Friday, October 26, 2012

Wicked for President

This week I had the pleasure of seeing the musical WICKED at the Paramount Theater in Seattle. I'll admit I was a cynic. I generally try to avoid those Justin Bieber, Twilight, Les Miserables frenzies. Not that I don't appreciate these phenomena, I just worry about the homogenization (sp?) of our culture when everyone chases on star, one story, one idea. I worry about the many other worthy artists and thinkers don't happen to capture the cultural zeitgeist and I try to seek out their work--their divergent points of view. I tend to loathe big Broadway spectacles (especially those movie-turned-musical disasters or shows with mediocre storylines that are really just excuses for linking together a bunch of songs from an era, by a rock band, etc.). And I don't really like big crowds.
However, for a variety of reasons, I went to Wicked. It was wonderful. Nuanced, musically excited, over-too-soon. In the program notes, Stephen Schwartz said it took about four years to create the story but, as a writer, I know that means four years plus a lifetime of writing, composing, succeeding, failing, exploring, learning...The result, Wicked, is a story with neither wholly good nor intrinsically evil characters but people in challenging situations who find their courage, give their greatest gifts, when they realize not their potential but their limitations. I could go on. I won't.
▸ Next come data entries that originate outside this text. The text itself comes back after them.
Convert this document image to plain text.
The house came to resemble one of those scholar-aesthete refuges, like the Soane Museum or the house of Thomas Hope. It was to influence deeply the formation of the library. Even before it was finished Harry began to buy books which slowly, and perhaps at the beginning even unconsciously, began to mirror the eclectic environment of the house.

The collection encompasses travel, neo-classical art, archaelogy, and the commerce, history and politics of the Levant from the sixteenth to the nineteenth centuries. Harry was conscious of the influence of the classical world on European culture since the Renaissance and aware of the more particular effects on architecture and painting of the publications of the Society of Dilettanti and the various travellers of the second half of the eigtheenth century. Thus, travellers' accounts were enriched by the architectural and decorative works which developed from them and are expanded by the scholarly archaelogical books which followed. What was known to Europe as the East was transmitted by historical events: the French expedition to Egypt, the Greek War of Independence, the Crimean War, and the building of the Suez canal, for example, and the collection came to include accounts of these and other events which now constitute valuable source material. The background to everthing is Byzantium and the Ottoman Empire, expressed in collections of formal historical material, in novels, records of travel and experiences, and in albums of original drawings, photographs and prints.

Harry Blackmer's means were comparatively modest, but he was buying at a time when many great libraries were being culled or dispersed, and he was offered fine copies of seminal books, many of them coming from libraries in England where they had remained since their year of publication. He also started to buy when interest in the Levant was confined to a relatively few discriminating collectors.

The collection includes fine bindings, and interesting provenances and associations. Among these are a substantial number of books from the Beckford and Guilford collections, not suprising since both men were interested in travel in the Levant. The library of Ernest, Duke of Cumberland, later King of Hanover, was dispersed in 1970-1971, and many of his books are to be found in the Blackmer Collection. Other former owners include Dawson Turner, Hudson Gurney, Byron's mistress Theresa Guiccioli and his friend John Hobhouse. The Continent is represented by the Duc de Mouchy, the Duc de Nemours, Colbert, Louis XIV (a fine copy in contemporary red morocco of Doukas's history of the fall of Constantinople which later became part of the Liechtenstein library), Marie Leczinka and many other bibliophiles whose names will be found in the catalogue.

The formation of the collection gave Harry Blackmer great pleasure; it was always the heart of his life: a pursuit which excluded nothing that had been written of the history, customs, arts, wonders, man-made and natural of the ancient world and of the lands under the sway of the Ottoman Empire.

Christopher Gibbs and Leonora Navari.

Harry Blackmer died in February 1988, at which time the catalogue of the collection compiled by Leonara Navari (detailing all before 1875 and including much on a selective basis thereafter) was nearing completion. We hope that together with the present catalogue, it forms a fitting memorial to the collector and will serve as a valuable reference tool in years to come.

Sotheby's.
Just, honestly, I wish Elphaba and Glinda--or people like them--were on the presidential ballot this year. People who were not afraid of their own vulnerabilities, of their unlikeable qualities, of the danger in the power they wielded.  Don't get me wrong, I am certain that both Obama and Romney are more dimensional, less polemical, and generally smarter than the campaign process forces allows them to be.

Still, instead of hearing speech after speech about how the candidates will save our economy, bring peace to our world, "defy gravity," I'd love to see one of those guys bow his head and admit that he is "limited" in the way all true leaders should see themselves--should be.